Oglądając Wrestle Kingdom z niecierpliwością czekałam na starcie Kairi z Tam Nakano, bo newsowano, że po tym meczu Mercedes zadebiutuje w NJPW. Powiedziałem sobie, że uwierzę dopiero wtedy, gdy zobaczę ją w ringu. Możecie sobie wyobrazić, jaka była moja reakcja na pojawienie się Mone i jej konfrontację z ówczesną mistrzynią IWGP Women’s. Moment roku, a przecież wszystko co najlepsze miało nadejść w niedalekiej przyszłości.

Ogłoszono pojedynek Kairi vs Mercedes Mone na gali New Japana w USA i ruszył hype train, który rozpędził się do wielkich prędkości.
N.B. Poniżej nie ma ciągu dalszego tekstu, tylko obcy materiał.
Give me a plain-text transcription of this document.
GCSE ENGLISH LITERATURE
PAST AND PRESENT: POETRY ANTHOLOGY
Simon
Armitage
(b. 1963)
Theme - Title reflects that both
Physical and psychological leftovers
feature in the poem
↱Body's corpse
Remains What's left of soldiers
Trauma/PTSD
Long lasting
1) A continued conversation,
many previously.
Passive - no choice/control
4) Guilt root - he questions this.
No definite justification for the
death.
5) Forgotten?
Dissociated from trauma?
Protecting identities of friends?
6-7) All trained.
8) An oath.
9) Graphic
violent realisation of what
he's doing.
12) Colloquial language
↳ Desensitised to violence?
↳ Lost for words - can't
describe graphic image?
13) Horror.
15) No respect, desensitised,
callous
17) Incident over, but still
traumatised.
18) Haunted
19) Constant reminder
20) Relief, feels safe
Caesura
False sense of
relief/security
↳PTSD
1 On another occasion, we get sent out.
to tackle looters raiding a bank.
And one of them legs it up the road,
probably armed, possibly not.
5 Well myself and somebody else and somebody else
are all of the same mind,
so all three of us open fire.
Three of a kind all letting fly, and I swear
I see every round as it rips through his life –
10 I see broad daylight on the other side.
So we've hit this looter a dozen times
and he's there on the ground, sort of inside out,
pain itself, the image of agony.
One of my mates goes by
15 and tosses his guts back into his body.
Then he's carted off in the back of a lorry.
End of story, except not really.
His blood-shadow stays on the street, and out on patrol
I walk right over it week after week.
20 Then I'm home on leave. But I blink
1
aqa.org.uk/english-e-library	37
Social media japońskiej organizacji przejęła Mercedes, o której mówiło się dużo i nikogo nie powinno to dziwić. Do kraju przybyła main streamowa gwiazda, taka, której jeszcze jeśli chodzi o kobiecy wrestling w Japonii nie było.

Walka na gali Battle in the Valley była czymś wyjątkowym. Już nie chodzi o sam pojedynek, który dostarczył wszystkich możliwych rzeczy, które powinny znaleźć się w wrestlingowej walce. Była to dla wielu osób i w tym mnie uniosła i pełna wzruszenia chwila, bo Mercedes oddała hołd zmarłej prawie trzy lata temu, Hanie Kimurze. Morze łez w moich oczach, inaczej być nie mogło. Jak pewnie wiecie, Hana popełniła samobójstwo po lawinie hejtu, który wpędził ją w stany lękowe i depresję. Cała sprawa jest tragiczna i możecie sobie o niej poczytać w moich tekstach, które są dostępne na MyWrestling.

Wracając, Mone uczciła pamięć Hany w najlepszy z możliwych sposobów. Wyjście do ringu w stroju Kimury dało mi poczucie, że ona żyje i jest z nadal z nami. Jeden z takich momentów w wrestlingu, który doprowadził mnie do łez. Bardzo za to dziękuję.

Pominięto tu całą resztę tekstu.